Nothing has changed. You know, we've been talking about about $10 million of revenue this year. We're still tracking to that. You know, it's still over two quarters into the launch there and everything is moving as we expected.
Okay, great. And can you give us any idea how we should think about 2025? Is Is Esther's ramp in other markets in Asia a good way for us to think about the sales growth in China?
The way I would put it is that China is a much bigger market. And although in many of these markets with significant Chinese population like Singapore and Taiwan, we have become market leaders after three to four years. China is different. So our aspiration is to get there in the next few years to that market leadership. But how it grows, I think it's part of the question at this point. We are happy the way we are tracking for this year. It's been already two quarters of information that we have, but it's a little bit early to say that it's going to be the same. I think potentially it could be even quicker, but we're just beginning. At this point, I think we'll just leave it at that.
Okay, that's great. Congrats again.
Your next question comes from the line of Marie Thibault from BTIG. Please go ahead.

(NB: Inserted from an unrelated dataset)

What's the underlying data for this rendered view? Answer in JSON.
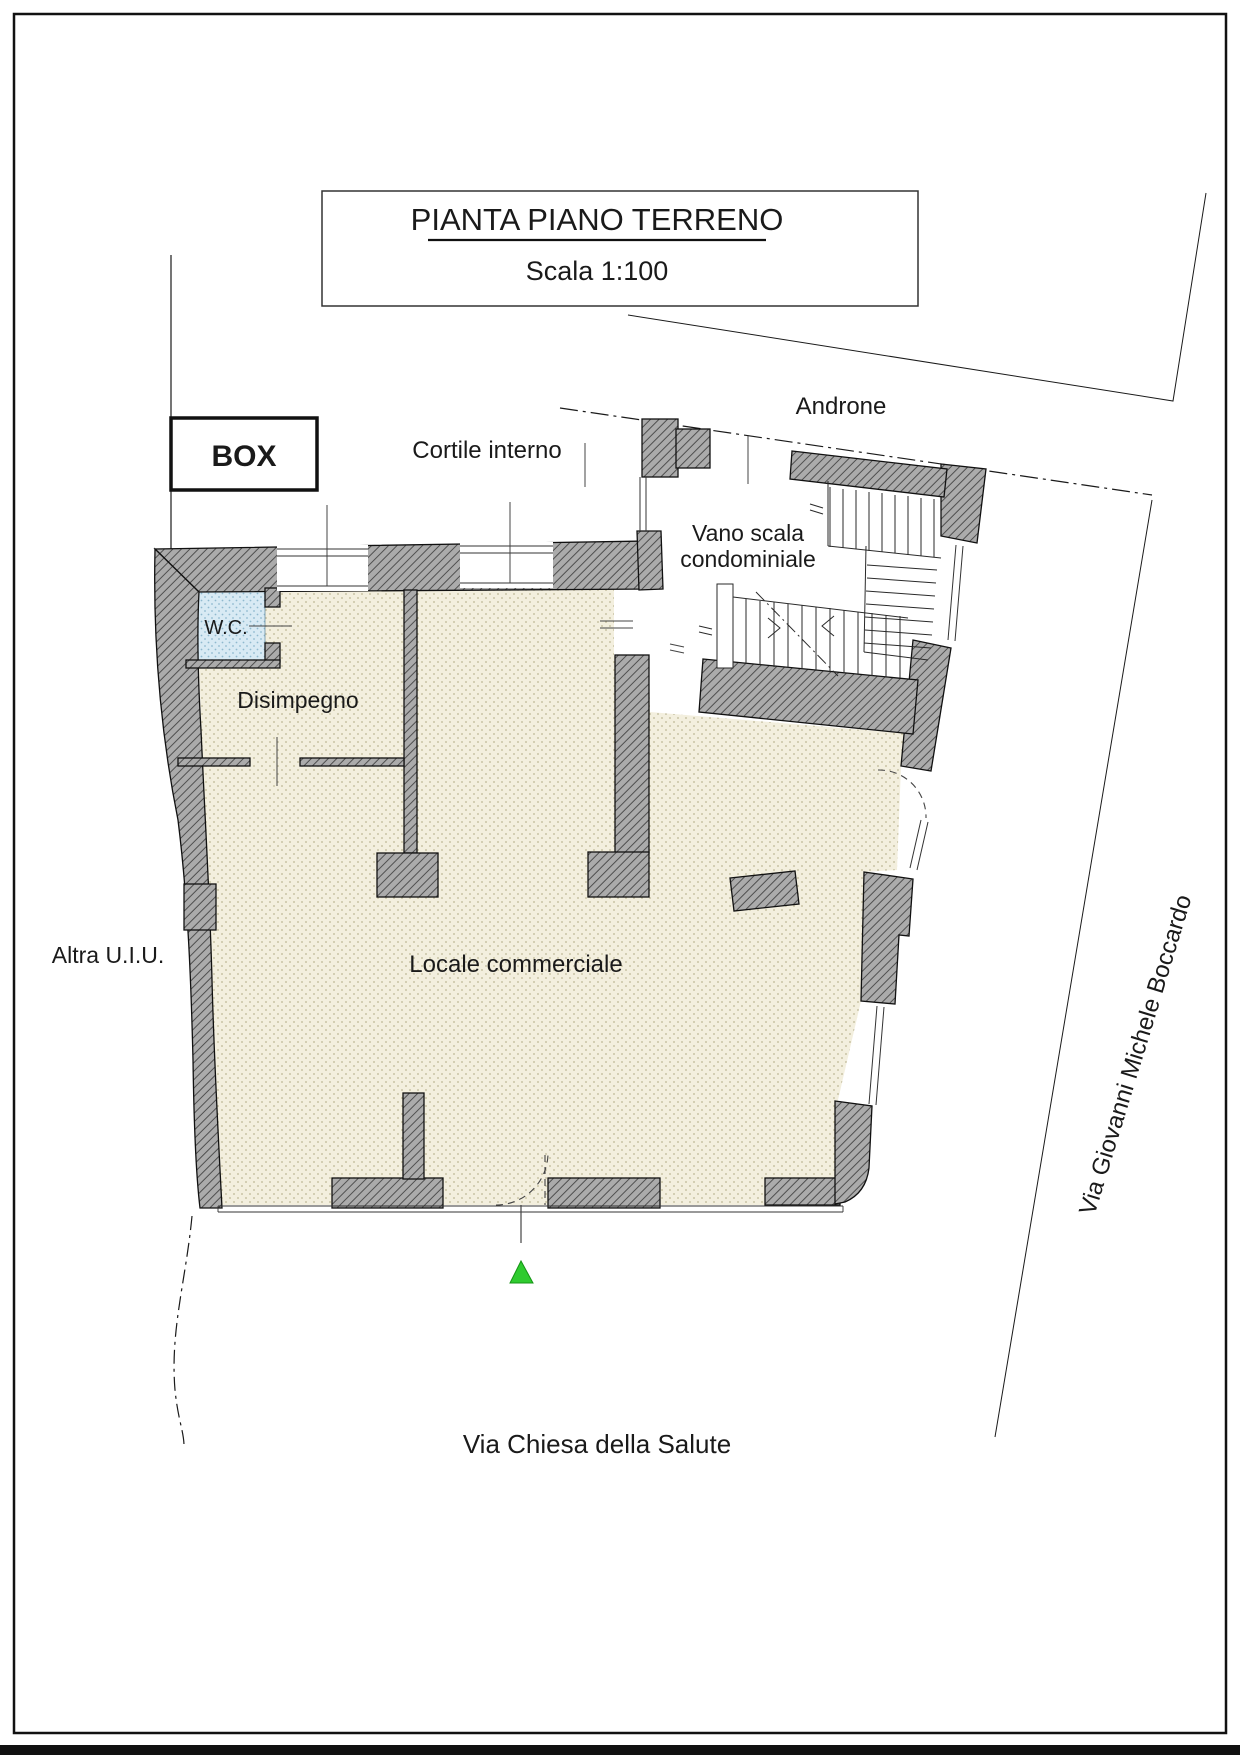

Hi, good evening. Thanks for taking the questions and nice quarter. My first question really just has to do with seasonality and helping us think about how to model Q3. As I look at it, maybe Latin America remains weak. We think about U.S. contribution maybe coming a little later in the year. I don't know if that's the right way to think about things, but if you can help us just think about getting a little more granular with the back half of this year.

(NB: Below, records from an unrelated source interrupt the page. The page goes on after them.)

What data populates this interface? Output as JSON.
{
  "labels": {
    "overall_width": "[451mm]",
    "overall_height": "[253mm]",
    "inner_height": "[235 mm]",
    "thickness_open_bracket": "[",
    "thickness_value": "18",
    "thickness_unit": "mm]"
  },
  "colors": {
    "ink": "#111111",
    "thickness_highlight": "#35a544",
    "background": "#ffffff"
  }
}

Yeah, Marie, I think, you know, in a normal seasonal year, we could see the third quarter down about 10% from the second quarter. And I think that's not a bad way to think about it. You know, we saw a good recovery, you know, probably a little faster in the first half of the year. Now we're moving more towards sort of normal trends in the business, right? So I think, you know, down 10% in the, in the third quarter is probably the right way to think about it. And then in the fourth quarter, um, Again, it's a lot dependent on the timing of the U.S. approval, but we do expect a nice step up in the fourth quarter to finish the year.
Okay, that's perfect, Raj. Thank you. And then just to get a little bit more in the weeds on distributors reordering, glad to hear that things are coming back. Are these distributors, to your understanding, are they back to full stock? Are they still adding bit by bit? I guess I'm sort of asking, you know, did they – reorder a lot in the first half and we wouldn't expect to see as much in the second half or how to think about those trends from the reordering standpoint?
I think it's important to understand that for distributors, it's always this balance between having the right product at the right place at the right time because you don't want to lose an account because you didn't have that. On the other hand, they're careful with their cash. But I think what we've been trying to comment today is basically that we are seeing, for instance in Asia, a very healthy reordering cadence. And that tells you what is happening in those markets and how the recovery is going. I think Latin America is different. Latin America is having a lot of challenges in terms of the political cycle and what have you, Brazil especially. But I think it's good to see that our distributors feel the confidence to begin adding to those inventories again.
All right. That's very helpful. Thanks so much and good luck with things.
And that does conclude the question and answer session. I would like to turn the floor back over to Juan Jose Quiroz for closing remarks.
Thank you for joining us on today's call. We look forward to providing our next quarterly update in November, and we wish everyone continued good health and happiness.
This concludes today's conference call. Thank you for your participation. You may now disconnect.